I eventually made my way into the bathing area, I wasn’t sure what the etiquette was, some women were fully naked some were partially clothed in their underwear and pretty much everyone had an orange towel adorning their heads. I stripped down to my underwear and loitered around near the entrance to the bathing room trying to see what other people were wearing or not wearing. I noticed the ‘massage’ area which was action packed, women were lying on stretcher beds whilst other women vigorously slapped, kneaded and hosed them down. While one of the elderly attendants shot me suspicious looks I gingerly removed my underwear and crept into the bathing area. It was super wholesome and reminded me of the aquatic centre in Adelaide. Women of all ages were marching around, scrubbing each other and carrying tubs full of toiletries and salt (?). I stood under a shower for a while surveying the scene and eventually decided to get my own tub and fill it up with salt. I carried it around to a few different flavoured and temperatured baths and put one of my towels on my head.

I was really struck by how normal it seemed, everyone was so comfortable, kids were running around, women were scrubbing their elderly mothers and periodically strolling over to the salt station for a refill. I couldn’t get over the colours and perspective of the scene, so many orange towels, square bathing pools, columns and showers in pastel turquoise and dark blue tiles and black hair.

I got in trouble when I left the bathing area and tried to walk back to the change rooms. I wasn’t meant to step off the drying mat until I was dry, I had stepped off the mat and left a trail of conspicuously large wet footprints across the room. The attendant herded me back onto my corner and started mopping up my terrible mess with a towel.

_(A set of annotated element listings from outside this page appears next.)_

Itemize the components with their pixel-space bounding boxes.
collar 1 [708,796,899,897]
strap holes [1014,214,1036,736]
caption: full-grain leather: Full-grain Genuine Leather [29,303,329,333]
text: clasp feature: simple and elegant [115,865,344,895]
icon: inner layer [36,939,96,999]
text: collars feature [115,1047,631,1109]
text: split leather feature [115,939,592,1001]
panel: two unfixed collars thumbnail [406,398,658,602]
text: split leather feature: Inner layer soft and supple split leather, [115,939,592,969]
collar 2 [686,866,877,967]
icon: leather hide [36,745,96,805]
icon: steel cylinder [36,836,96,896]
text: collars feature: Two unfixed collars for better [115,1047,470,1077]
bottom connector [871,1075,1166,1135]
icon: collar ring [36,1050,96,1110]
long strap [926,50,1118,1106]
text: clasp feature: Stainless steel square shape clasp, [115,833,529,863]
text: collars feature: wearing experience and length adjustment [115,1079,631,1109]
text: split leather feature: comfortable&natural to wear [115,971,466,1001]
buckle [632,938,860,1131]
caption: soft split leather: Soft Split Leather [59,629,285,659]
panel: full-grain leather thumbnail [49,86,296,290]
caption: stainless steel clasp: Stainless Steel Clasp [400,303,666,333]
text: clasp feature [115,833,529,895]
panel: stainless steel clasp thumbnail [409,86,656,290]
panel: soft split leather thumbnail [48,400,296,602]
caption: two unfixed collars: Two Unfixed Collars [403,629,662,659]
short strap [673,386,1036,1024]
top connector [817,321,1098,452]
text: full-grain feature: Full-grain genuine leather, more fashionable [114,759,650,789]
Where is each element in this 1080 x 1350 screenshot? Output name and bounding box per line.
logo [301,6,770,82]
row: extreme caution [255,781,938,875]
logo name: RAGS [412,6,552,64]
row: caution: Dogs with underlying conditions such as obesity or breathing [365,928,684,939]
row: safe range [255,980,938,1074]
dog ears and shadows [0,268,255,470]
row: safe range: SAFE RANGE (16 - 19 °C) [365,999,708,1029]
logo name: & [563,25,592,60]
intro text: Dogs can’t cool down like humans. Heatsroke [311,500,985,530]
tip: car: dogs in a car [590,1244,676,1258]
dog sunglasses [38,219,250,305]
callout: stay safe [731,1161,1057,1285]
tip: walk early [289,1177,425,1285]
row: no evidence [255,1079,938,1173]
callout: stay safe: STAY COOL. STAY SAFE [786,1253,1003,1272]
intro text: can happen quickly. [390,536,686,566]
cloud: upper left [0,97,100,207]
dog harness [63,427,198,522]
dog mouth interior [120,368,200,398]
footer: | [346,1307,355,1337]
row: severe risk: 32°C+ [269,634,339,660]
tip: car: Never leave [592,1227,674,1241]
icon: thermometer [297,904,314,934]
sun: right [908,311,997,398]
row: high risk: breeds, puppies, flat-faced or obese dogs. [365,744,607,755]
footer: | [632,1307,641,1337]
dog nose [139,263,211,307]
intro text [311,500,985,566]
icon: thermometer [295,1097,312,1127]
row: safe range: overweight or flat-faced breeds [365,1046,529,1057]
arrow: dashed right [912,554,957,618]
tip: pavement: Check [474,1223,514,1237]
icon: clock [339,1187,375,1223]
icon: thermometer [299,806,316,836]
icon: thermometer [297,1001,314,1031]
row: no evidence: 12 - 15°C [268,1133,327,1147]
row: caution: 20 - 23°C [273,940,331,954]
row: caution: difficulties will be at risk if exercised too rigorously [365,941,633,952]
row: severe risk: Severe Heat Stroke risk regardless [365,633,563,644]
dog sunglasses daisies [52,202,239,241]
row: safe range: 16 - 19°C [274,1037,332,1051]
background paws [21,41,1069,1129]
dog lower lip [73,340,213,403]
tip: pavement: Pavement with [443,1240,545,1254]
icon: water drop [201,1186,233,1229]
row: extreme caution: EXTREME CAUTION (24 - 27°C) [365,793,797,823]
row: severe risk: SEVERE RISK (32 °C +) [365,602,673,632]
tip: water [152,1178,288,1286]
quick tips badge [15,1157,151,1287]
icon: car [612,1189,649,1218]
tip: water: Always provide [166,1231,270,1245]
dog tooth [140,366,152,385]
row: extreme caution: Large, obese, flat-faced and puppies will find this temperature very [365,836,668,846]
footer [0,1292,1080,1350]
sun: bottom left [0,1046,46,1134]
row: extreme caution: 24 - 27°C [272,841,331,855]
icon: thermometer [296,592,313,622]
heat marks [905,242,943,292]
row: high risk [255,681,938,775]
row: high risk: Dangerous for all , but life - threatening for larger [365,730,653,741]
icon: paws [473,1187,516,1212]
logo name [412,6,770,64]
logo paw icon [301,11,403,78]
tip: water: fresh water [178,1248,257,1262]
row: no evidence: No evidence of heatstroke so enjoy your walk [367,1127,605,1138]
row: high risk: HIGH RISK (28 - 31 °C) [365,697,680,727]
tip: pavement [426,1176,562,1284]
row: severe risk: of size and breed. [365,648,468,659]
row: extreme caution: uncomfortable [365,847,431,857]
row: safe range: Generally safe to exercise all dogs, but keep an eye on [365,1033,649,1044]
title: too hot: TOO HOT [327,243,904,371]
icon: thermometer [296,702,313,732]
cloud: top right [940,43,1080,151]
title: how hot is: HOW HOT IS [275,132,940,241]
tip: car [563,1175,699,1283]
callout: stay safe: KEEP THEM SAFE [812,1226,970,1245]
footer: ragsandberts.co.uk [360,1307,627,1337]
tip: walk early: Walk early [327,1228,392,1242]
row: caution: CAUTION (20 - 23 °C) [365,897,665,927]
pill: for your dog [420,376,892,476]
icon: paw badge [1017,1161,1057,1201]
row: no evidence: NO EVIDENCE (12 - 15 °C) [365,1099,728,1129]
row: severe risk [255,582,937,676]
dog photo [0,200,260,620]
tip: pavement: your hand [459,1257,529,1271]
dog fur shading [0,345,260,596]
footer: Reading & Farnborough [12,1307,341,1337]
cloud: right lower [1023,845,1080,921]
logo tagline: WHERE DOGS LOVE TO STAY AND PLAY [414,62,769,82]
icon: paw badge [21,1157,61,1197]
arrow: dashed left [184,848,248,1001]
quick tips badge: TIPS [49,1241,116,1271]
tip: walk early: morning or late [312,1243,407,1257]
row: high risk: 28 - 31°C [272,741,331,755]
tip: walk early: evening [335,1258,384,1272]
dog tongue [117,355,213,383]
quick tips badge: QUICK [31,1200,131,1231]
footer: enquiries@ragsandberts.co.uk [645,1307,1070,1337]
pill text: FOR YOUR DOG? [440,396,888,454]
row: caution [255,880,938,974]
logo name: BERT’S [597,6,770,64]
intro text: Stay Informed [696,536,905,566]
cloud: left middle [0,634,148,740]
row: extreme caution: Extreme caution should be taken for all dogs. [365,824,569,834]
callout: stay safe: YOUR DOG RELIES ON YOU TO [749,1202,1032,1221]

I was compelled to paint a picture, for some reason it had to be a huge picture, so I went and bought a 2 by 2 metre bit of canvas as soon as I got back to Laos. I like small sections of it better than the overall effect, I wanted to keep it fairly under developed but got a bit carried away in some areas. I noticed a lot of art in Wats (temples) around Vientiane used bright orange outlines and really wanted to give that a crack.

When we left Laos I didn’t know what to do with it so I rolled it up and shoved it in a trash fire.

These two crops are my favourite areas, I think these little snippets most accurately capture the vision I had in my head.